71

I have been fooling around with some code and saw something that I don't understand the "why" of.

int i = 6;
int j;

int *ptr = &i;
int *ptr1 = &j

j = i++;

//now j == 6 and i == 7. Straightforward.

What if you put the operator on the left side of the equals sign?

++ptr = ptr1;

is equivalent to

(ptr = ptr + 1) = ptr1; 

whereas

ptr++ = ptr1;

is equivalent to

ptr = ptr + 1 = ptr1;

The postfix runs a compilation error and I get it.
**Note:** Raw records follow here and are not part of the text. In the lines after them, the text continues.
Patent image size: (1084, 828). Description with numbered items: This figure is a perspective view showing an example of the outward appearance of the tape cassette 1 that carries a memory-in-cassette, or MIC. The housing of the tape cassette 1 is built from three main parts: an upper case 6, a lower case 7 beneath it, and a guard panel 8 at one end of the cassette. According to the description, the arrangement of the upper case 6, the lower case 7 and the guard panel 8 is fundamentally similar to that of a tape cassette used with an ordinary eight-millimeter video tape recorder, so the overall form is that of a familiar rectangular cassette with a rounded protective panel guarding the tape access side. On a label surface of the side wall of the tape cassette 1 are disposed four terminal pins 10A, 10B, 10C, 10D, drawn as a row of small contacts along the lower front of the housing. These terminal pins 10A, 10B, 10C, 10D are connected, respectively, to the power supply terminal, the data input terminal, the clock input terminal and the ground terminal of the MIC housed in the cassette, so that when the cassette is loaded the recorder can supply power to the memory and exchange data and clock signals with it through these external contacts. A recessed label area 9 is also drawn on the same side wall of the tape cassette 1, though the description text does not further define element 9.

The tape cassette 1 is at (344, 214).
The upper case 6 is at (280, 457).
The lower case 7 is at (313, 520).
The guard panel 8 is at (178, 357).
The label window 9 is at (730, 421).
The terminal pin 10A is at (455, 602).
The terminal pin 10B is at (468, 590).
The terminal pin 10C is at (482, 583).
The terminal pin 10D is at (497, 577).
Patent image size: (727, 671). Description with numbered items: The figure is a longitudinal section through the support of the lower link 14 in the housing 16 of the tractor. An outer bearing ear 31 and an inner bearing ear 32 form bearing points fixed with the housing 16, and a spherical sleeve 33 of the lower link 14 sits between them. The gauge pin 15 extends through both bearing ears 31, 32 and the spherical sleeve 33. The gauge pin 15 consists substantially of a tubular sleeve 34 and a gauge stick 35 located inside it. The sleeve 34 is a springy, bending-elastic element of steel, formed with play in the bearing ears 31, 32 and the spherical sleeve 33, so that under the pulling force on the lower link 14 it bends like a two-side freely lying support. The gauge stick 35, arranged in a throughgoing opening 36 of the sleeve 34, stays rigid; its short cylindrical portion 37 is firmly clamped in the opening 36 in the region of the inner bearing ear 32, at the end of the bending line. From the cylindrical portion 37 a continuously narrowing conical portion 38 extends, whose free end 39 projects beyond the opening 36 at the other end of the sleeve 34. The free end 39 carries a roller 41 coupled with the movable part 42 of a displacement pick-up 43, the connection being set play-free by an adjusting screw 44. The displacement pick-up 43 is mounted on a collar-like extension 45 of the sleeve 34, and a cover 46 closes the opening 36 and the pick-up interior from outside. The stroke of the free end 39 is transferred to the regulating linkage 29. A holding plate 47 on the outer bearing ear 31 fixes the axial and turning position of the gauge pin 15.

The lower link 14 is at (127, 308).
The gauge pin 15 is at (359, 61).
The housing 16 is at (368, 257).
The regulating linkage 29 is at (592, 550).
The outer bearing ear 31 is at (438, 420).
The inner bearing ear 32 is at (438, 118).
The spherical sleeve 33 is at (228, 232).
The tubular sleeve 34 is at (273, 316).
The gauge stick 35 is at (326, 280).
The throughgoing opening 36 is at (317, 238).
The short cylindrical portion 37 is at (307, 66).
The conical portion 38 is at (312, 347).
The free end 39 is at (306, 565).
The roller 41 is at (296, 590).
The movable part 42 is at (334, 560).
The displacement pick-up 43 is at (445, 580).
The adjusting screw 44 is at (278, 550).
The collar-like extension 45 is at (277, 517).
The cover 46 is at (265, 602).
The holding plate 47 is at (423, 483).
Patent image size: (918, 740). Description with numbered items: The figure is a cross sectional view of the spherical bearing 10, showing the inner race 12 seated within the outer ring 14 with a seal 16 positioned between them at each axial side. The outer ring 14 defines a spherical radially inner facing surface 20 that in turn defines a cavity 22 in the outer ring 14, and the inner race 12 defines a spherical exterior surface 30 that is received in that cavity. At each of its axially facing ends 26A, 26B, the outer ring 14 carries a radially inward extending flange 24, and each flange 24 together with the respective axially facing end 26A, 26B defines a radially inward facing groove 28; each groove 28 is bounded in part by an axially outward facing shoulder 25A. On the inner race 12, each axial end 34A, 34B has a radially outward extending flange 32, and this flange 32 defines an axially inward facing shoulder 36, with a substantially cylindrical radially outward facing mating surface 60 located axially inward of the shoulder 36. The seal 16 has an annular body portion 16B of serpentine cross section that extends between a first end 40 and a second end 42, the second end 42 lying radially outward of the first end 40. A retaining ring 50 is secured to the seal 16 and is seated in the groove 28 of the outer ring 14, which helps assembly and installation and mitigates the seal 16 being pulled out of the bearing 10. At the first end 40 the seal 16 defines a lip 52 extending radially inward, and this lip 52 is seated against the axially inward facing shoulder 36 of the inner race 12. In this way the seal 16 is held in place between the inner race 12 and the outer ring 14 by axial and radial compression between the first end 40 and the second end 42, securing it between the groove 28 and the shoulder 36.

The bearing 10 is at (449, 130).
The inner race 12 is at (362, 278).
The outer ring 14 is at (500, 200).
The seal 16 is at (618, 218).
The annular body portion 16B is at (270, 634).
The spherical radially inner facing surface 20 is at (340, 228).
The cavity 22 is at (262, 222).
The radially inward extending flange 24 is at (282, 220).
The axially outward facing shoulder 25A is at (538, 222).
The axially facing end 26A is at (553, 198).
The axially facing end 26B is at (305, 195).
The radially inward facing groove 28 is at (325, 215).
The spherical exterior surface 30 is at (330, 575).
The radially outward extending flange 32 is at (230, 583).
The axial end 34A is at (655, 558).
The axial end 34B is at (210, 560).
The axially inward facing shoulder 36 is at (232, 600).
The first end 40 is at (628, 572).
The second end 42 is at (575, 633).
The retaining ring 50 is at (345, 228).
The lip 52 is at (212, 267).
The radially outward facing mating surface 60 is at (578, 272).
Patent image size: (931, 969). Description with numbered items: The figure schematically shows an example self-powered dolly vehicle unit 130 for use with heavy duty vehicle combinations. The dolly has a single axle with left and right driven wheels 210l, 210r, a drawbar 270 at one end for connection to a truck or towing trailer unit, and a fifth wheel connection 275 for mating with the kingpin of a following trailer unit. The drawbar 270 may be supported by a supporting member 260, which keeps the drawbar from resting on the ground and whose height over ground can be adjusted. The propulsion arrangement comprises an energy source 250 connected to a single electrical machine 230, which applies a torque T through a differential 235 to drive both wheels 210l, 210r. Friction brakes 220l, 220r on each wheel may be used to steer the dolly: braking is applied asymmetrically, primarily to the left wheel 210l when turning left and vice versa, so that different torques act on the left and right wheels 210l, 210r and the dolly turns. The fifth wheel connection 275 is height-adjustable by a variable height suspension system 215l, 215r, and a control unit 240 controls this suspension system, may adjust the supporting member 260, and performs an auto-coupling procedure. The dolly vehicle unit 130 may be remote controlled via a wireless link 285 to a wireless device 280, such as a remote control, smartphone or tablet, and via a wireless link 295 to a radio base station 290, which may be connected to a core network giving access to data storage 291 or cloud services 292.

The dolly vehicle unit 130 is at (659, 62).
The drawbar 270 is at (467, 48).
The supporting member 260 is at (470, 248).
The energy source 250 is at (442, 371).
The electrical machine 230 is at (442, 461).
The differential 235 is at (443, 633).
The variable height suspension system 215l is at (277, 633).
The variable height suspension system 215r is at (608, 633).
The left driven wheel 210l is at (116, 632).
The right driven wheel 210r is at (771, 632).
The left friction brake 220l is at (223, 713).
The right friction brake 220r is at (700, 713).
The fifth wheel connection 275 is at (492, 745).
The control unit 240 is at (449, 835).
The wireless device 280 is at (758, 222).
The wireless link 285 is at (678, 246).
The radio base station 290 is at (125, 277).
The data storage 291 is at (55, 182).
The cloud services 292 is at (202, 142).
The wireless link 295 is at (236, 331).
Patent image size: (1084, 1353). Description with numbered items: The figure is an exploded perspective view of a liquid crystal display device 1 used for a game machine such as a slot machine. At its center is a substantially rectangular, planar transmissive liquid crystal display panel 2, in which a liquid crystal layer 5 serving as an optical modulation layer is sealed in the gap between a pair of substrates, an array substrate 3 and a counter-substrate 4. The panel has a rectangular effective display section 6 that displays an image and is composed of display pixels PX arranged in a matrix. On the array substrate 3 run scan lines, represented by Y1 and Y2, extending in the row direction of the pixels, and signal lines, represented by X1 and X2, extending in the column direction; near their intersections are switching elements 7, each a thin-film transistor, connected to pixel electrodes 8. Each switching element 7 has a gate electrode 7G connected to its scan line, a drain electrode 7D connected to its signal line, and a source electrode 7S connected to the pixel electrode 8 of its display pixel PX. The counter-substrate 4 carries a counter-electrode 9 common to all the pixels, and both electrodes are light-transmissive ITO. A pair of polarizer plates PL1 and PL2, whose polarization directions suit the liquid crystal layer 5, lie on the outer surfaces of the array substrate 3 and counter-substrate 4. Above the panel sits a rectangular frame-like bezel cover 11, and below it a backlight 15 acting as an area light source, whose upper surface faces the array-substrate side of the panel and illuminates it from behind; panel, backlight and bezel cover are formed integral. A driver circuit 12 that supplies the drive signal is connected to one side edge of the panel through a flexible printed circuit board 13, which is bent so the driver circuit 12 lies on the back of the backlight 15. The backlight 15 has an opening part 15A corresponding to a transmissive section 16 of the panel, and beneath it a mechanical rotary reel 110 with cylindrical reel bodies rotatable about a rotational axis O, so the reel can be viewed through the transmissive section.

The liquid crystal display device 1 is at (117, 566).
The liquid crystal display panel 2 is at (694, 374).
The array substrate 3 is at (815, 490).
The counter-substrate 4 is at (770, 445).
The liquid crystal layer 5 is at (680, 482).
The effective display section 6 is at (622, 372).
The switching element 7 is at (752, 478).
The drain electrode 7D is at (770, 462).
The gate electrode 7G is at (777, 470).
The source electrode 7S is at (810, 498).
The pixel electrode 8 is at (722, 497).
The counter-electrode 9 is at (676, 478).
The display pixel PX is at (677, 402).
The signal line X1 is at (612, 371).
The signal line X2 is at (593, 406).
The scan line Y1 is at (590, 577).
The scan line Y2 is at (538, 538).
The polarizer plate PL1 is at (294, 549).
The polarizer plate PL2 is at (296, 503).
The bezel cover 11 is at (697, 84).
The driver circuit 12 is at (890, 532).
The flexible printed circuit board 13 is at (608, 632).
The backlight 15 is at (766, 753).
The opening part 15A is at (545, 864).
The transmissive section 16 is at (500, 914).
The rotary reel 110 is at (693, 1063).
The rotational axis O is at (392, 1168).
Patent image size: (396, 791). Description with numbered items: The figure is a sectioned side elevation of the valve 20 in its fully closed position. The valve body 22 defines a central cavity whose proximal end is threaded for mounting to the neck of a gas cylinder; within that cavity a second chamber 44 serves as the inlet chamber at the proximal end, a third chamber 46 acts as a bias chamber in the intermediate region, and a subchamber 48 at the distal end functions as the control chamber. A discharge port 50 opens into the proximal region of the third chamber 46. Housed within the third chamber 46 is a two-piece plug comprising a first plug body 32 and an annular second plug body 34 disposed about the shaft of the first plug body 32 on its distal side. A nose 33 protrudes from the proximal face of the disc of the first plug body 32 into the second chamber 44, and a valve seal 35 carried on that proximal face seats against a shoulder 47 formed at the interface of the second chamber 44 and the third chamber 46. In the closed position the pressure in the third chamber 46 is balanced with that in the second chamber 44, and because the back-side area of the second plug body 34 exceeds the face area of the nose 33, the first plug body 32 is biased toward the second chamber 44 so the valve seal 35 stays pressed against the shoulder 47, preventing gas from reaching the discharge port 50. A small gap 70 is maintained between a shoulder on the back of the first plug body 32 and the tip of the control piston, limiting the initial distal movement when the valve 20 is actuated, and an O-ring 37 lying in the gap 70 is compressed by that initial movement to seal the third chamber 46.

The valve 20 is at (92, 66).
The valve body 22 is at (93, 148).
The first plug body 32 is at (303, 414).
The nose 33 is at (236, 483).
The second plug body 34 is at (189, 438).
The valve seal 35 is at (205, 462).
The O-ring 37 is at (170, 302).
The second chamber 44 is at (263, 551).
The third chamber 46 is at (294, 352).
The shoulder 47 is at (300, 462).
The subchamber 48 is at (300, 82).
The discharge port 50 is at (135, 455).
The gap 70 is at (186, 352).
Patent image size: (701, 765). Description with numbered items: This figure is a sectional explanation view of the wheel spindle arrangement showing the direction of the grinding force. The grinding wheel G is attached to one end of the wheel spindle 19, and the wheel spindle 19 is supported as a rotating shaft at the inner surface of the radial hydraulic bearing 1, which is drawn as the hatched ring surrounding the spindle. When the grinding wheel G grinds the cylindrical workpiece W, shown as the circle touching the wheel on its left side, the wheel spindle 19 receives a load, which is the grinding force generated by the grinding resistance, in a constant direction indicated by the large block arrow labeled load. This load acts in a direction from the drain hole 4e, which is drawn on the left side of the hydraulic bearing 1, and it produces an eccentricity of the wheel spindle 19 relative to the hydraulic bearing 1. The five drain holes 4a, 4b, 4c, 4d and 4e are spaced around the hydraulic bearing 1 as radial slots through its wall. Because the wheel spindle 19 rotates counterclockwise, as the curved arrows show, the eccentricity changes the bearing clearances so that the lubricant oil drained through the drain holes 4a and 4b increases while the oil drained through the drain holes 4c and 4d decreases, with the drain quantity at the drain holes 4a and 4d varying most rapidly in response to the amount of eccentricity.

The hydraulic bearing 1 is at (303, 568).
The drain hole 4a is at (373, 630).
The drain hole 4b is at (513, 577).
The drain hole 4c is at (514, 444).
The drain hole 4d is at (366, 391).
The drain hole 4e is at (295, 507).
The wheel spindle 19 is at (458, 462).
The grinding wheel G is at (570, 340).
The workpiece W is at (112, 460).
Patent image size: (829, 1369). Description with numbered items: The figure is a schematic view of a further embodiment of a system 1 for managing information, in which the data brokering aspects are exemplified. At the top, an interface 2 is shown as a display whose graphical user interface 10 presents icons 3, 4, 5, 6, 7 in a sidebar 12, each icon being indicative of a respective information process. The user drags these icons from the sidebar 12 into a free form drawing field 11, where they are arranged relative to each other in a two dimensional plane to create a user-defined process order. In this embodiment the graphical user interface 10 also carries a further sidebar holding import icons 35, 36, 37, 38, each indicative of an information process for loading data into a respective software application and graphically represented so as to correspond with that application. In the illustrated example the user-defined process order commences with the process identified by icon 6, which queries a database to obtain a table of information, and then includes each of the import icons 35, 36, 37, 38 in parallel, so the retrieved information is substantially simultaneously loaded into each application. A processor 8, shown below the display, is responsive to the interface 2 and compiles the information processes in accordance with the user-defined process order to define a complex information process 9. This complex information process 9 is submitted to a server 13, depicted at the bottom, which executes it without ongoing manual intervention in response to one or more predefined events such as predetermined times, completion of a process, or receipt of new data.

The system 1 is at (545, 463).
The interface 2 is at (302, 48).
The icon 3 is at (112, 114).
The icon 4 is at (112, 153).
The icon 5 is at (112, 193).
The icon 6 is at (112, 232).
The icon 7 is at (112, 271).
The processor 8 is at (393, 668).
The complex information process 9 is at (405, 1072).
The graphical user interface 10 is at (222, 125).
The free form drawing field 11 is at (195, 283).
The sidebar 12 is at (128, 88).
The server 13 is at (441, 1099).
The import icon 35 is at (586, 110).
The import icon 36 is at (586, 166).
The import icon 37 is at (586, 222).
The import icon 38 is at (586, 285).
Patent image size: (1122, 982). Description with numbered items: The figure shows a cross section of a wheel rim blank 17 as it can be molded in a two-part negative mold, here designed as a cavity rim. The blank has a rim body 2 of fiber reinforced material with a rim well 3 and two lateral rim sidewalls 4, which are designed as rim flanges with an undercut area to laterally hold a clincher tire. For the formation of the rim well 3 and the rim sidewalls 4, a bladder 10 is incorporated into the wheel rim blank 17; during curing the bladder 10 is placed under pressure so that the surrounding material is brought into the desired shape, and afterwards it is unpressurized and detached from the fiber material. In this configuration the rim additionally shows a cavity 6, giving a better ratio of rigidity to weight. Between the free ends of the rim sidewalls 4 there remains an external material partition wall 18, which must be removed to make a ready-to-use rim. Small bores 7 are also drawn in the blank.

You've got a constant "ptr + 1" on the left side of an assignment operator. Fair enough.

The prefix one compiles and WORKS in C++. Yes, I understand it's messy and you're dealing with unallocated memory, but it works and compiles. In C this does not compile, returning the same error as the postfix "lvalue required as left operand of assignment". This happens no matter how it's written, expanded out with two "=" operators or with the "++ptr" syntax.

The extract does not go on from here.